The patient with a thigh strain should also avoid sharp acceleration and deceleration movements in the early stages of injury. So, all you footballers, tennis players, squash players, rugby players etc etc have been warned !!!

Stress Fracture of the Femur

Although this condition is uncommon, it should be suspected in an athlete, especially a distance runner, who complains of a general non-specific dull ache in the anterior thigh. Pain may also be referred to the knee. There may be tenderness over the shaft of the femur that can be aggravated if the patient sits with the leg hanging over the edge of a bench. This is known as the “hang test” or ” fulcrum test”.


Treatment involves rest from painful activities and maintenance of fitness carrying out non-weight bearing exercises such as cycling or swimming. When the “hang test” is completely negative, on average after seven weeks, it is thougght to be safe to return to normal sporting activities on a gradual basis.

Referred Pain

Referred pain may arise from the hip joint, the sacro-iliac joint or the lumbar spine. Patients with referred pain may not have a history of injury and have few signs suggesting local injury. An increase in neural tension may suggest that referred pain is a contributing factor. The Modified Thomas’s test is the most specific neural tension test for a patient with anterior thigh pain.
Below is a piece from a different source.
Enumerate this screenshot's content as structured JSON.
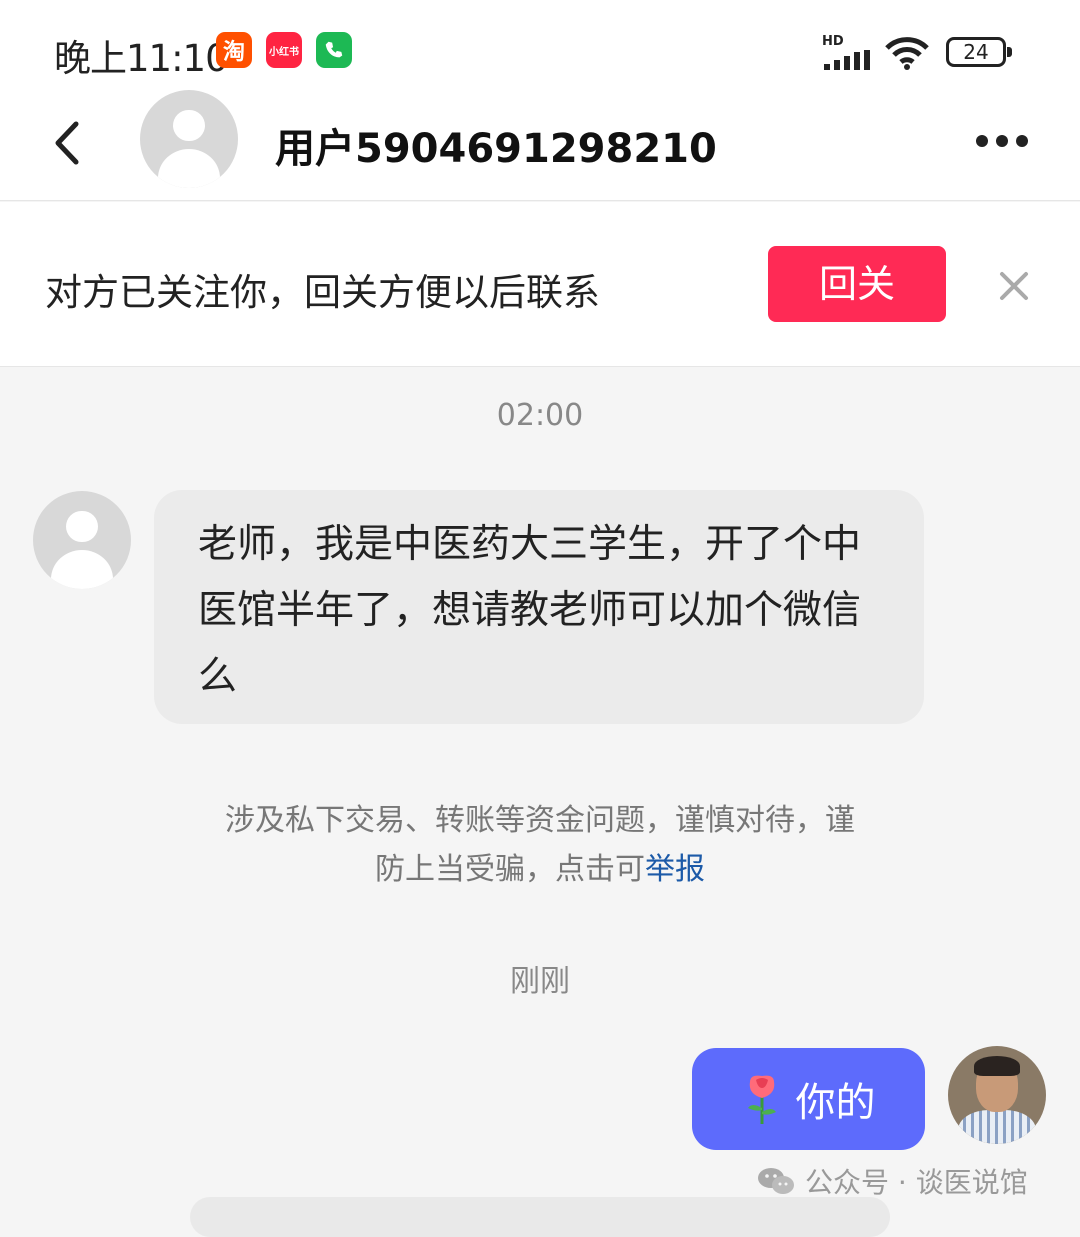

If the modified Thomas’s test reproduces the patient’s anterior thigh pain and altering the neural tension (passive knee flexion/extension) affects the pain, the lumbar spine and psoas muscle should be examined carefully.

Commonly there is hypomobility of the upper lumbar intervertebral joints on the affected side. Mobilisation of these joints will often significantly reduce symptoms. Deep soft tissue treatment to the psoas muscle may also be effective.